Orange Dwarf Cave Crocodiles: Crocodiles That Crawled Into a Cave, Ate Bats, and Started Mutating into a New Species

The image on the left shows an orange cave crocodile, while the one on the right is a forest crocodile. Scientists captured specimens from each group and compared them to see if there were any physical differences related to their habitat. (Image credit: Olivier Testa, CC BY-SA 3.0, via Wikimedia Commons)

Name: Cave dwarf crocodiles (Osteolaemus tetraspis)

Habitat: Abanda cave system, Ogooue-Maritime province, Gabon.

Diet: cave crickets and bats.

Why it's amazing: Deep in a cave system in Gabon, there's a unique population of orange dwarf crocodiles. They live in total darkness, feed on bats, and swim in liquid guano (aka bat excrement).

The exact number of crocodiles inhabiting these caves and when they began their underground lifestyle are unknown, but they may have been there for thousands of years. Scientists speculate that they may be evolving into a new species.

Cave-dwelling crocodiles were first studied only in 2010, and a 2016 study comparing them to forest-dwelling crocodiles found a number of differences. Their diets are significantly different, with cave crocodiles relying almost entirely on the generous supply of crickets and bats that cling to the cave walls. Cave crocodiles were found to be in generally better condition than their forest-dwelling counterparts, which the team believes is likely due to the abundance of available food and the lack of predators.

Cave crocodiles are thought to lay their eggs at the entrance to caves, after which the young head into the darkness. Once they reach maturity, they are thought to rarely leave the caves.

Orange Skin and Genetic Changes

The unique orange skin color of adult crocodiles may be a result of their prolonged exposure to bat guano, which is rich in urea, lead author Matthew Shirley, a conservation biologist at Florida International University, told National Geographic in 2018. Over time, this exposure appears to result in a chemical bleaching of the crocodiles' skin, the study authors report.

Interestingly, a genetic analysis of the crocodiles, which has not yet been published, points to the possibility of mutations in orange cave crocodiles, according to a 2018 Guardian article.
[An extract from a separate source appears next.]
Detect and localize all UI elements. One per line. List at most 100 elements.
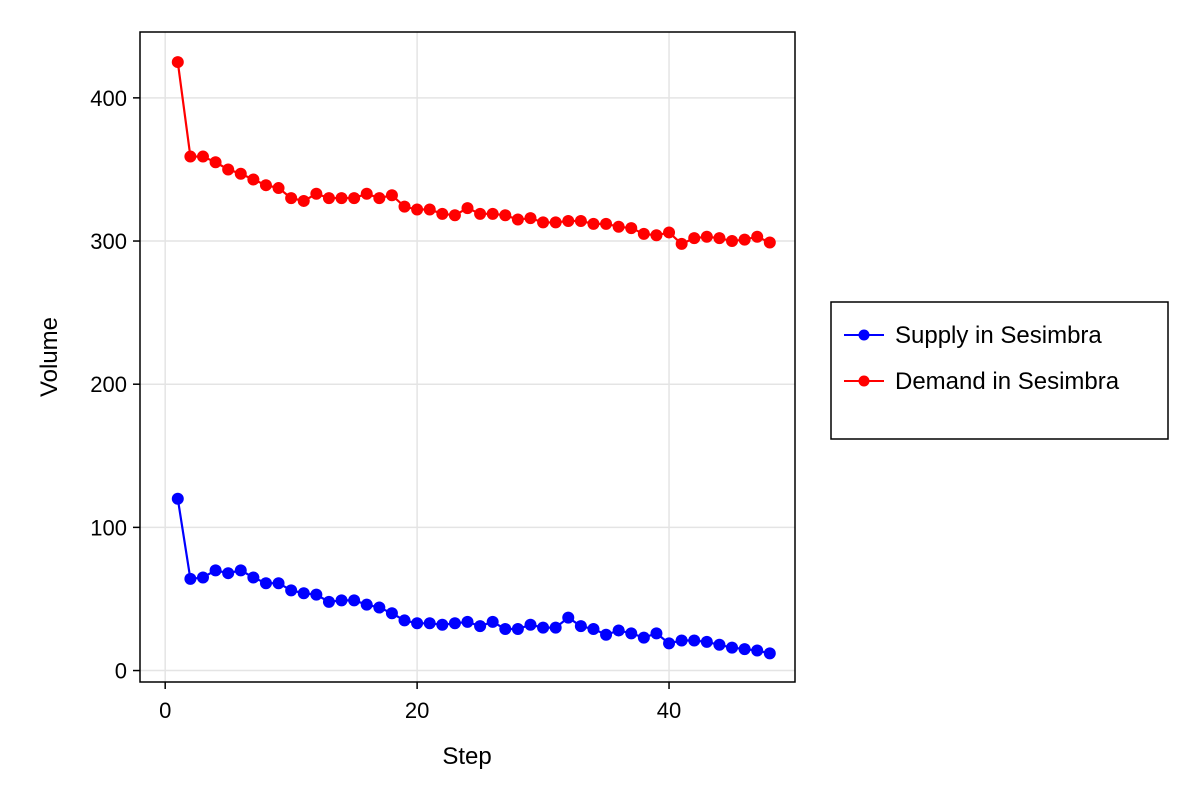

The researchers told the publication that one haplotype (a group of DNA variants inherited from an ancestor) found in cave crocodiles is absent from forest crocodiles. “[The crocodiles] of the Abanda caves stand out as an isolated genetic group,” commented study co-author Richard Oslisley, a research fellow at the French Institute for Development Research.

This genetic change is evidence that the cave crocodiles are evolving into a new species. “As a result of this isolation and the fact that so few individuals are coming or going, they are in the process of [forming] a new species,” Shirley told National Geographic. “When exactly that will happen is anyone’s guess.”